Zahide Nurdan AT ve Kübranur AKCENGİZ
ALMAYAYIM CANIM DİYETTEYİM
Kimi insanlar fazla kilolarının, sağlıksız beslenme alışkanlıklarının farkındadır fakat bir türlü harekete geçemezler. Peki bunun sebebi bilinçaltımız olabilir mi? Bazı yeme davranışlarının altında stres, endişe, suçluluk, kızgınlık gibi duygular yatabilir.
Pazartesi başlanmayı bekleyen diyet listeleri, internetten bulunan tarifler, bir türlü sonu gelmeyen diyet süreçleri, tartı korkusu… Oysa yemek yemek oldukça keyiflidir. Düğünlerde, bayramlarda, doğum günlerinde en özel anlarımız adeta yemekle bütünleşmiştir.
Yemek en temel ihtiyaçlarımızdandır. Atalarımızdan bu zamana kadar insanoğlunun en büyük korkularından biri ‘aç kalmak’tır. Maalesef yapılan yanlış uygulamalar sonucu artık bilinçaltımızda ‘’diyet’’ , ‘’rejim’’ kelimeleri kıtlığı anımsatır ve mümkün olduğunca kaçarız. Sürdürülebilir sağlıklı bir beslenme için bilinçaltımızı temizlemek zorundayız. Ya da yanlış beslenme ve davranışlarının kökenine inmek zorundayız.
İlk adım olarak ‘’diyetteyim’’ cümlesi sizde olumsuzluklarla kodlanmışsa bunun yerine ‘’sağlıklı beslenme alışkanlığı kazanma sürecindeyim’’ diyebilirsiniz.

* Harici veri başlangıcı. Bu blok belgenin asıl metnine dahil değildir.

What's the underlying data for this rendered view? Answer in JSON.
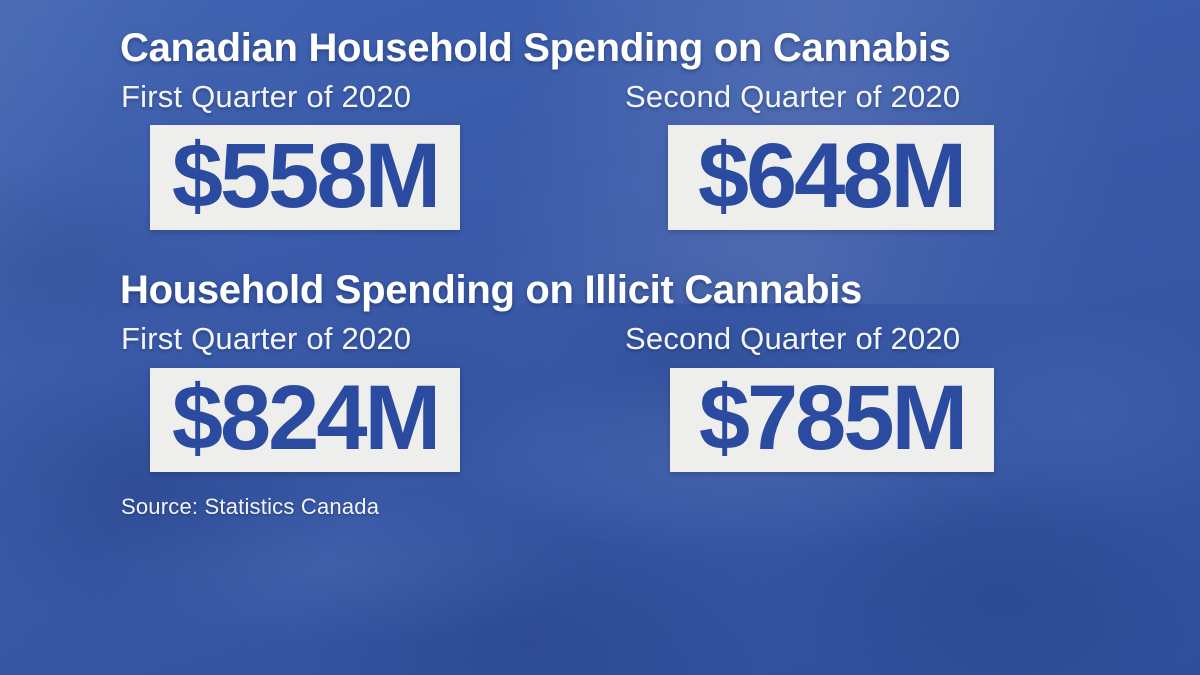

Kendinize şu soruları sorun:
Kendimi, bedenimi seviyor muyum?
Kendimi değerli ve yeterli hissediyor muyum?
Öfkeli miyim?
En çok hangi zamanlarda aşırı yemeye yöneliyorum?
Ne için yemek yiyorum?
Gerçekten aç mıyım? Yoksa hangi duygumu bastırmak için yiyorum?
Lütfen bu soruların cevaplarını arayın, kendinizi tanıyın, ne istediğinizi düşünün. Eğer diyeti, her pazartesi başlanıp sonra bir çikolata ile bozulan, 5 kilo verip fazlasıyla geri alınan, düğüne kadar yaz tatiline kadar çabalanan, çaylar, detokslarla dolu bir süreç olarak görüyorsanız diyeti acilen bırakın. Sağlıklı beslenmek sizi bedenen, ruhen iyi hissettiren, iradenizi güçlendiren bir yaşam biçimidir. Sağlıklı beslenmek, yaşam tarzınızı değiştirmek için bir adım atın ve bunun zamanla kazanılacağını unutmayın.